第14話ファイスの過去

全速力でリムへ帰ってきた俺らは、ゴルドに熱抑剤を渡しに行った。


「ゴルドさん。言われた通り熱抑剤持ってきましたよ。ちなみに、もう俺たちを砂漠へ行かせるような、真似はしないでくださいね。」


俺は、口角を上げて、死んだ目でゴルドにそう伝えた。


「ありがとうございます。砂漠で何かあったんですか。大変な目に合わせたのなら謝ります。ごめんなさい。」


ゴルドが礼儀正しく謝ったので、俺らが悪者のようになってしまった。

そしてゴルドは急いで母の元へ走っていった。


「今日は、うちに母がいないので泊まっていきませんか?」


ファイスが突然言い出した。


「じゃあ、遠慮なく泊まらせてもらおうぜ。」


ワズとガーズも頷いた。

ファイスの家は、リムの入り口から、北にあるこの村では1番大きく豪華な外装だった。


「お邪魔します。おお、結構中も豪華だな。」


「そうですか?大きな街にはこれより大きな家は何軒でもありますよ?」


中は、綺麗に整理整頓されており、庶民には馴染みのない内装だ。


「それでは、椅子にでも座って、待っていてください。今からは料理を作りますから。」


と言って、ファイスは俺らを椅子に座らせ、杖を置いて、キッチンで料理をし始めた。


「ファイスのお母さんはどんな人なの?

やっぱり裕福で気品がある人?」


「いえ、母はとてもケチで庶民的ですよ。そもそもこの家は約4年ほど前に他界した、父がお金を払って建てたものなんです。」


ファイスのお父さんはそれなり裕福だったのだろうか。そのことについては触れなかったが、ファイスは続けて、お父さんのことを話し始めた。

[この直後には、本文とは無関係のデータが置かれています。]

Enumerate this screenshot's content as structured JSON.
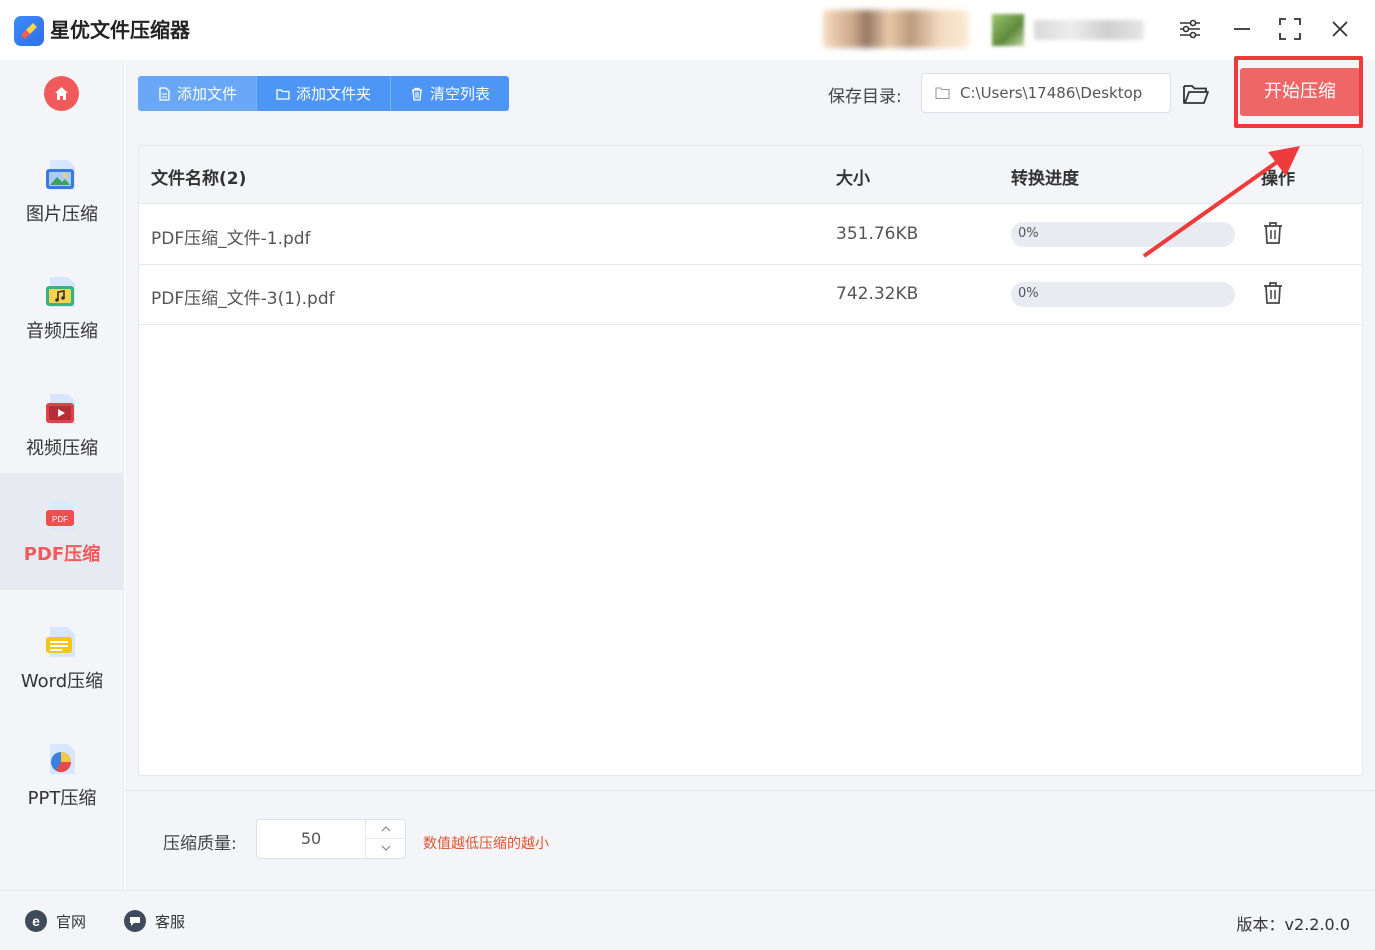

「私の父は、4年前、秘境「ラルーダ」で命を落としました。しかもその場にいた賊たちにやられたそうです。その時、母もその場にいたそうで、父は他界する直前『ファイスを大事にしてやってくれ』と言われたらしく、そもそも昔は母とあまり仲が良くなかったんですが、その日から僕のことを愛してくれるようになったんです。」


ワズが涙目になりながらファイスを見つめていた。

ファイスにも辛い過去があったんだなぁ。親を失う気持ちはよくわかる。


「ファイスぅ。そんなことがあったんだなあ。困った時はいつでも拙者に頼れよ。」


ガーズが机に水たまりができるほど涙を流している。確かに泣ける話ではあったが、涙を流す量がおかしい。それほどガーズが仲間想いということなのだろうか。


「さて、私の話で少し暗い雰囲気にしてしまいましたね。料理ができたので一緒に食べましょ。」


出てきたのは、ジューシーな大きな肉だった。食卓に並べられた瞬間、辺りをいい脂の匂いに包まれている。

俺らは食事を終え、風呂に入り、もう一度集まって、次の目的地を決めていた。


「次に近い場所は…「ピラルド」って言う砂漠にある秘境だな。」


「「砂漠はやめよ?(やめません?)」」


ワズとファイスが必死に否定した。今日のことでトラウマを植え付けられたのだろう。


「わ、わかった。じゃあ砂漠は最後に行こう。

次に近い場所は、「ウォーティア」って言う海の近くにある秘境だ。誰も異論はないな?」


みんなはコクコクと頷いた。


すると、ガーズが…


「そのリース海と言うとこには、大きな…っちょ!」


「あのガーズさん。絶対フラグになるので言わないで下さい。お願いします。」


ファイスがガーズの爆弾発言を阻止している。

まあ、そうなるよね。


「よし、次の目的地も決めたことだし、今日はもう寝よう。ファイス、ほんとに泊まっていいのか。」


「はい、全然いいですよ。じゃあ、皆さんの寝るところを言いますのでついてきて下さい。」


俺らは、階段を上がり、ついたのは、ダブルサイズのベットが3つある。大きな部屋へと連れてこられた。


「ここは、お客さんが泊まる様に確保している場所です。なので好きに使っていいですよ。」


俺らは小さく頷いた。

多分みんなが思っているだろう。

ファイスの家、豪華すぎないか!?


この日はありがたくベットを使わせてもらい、一瞬で眠りについた。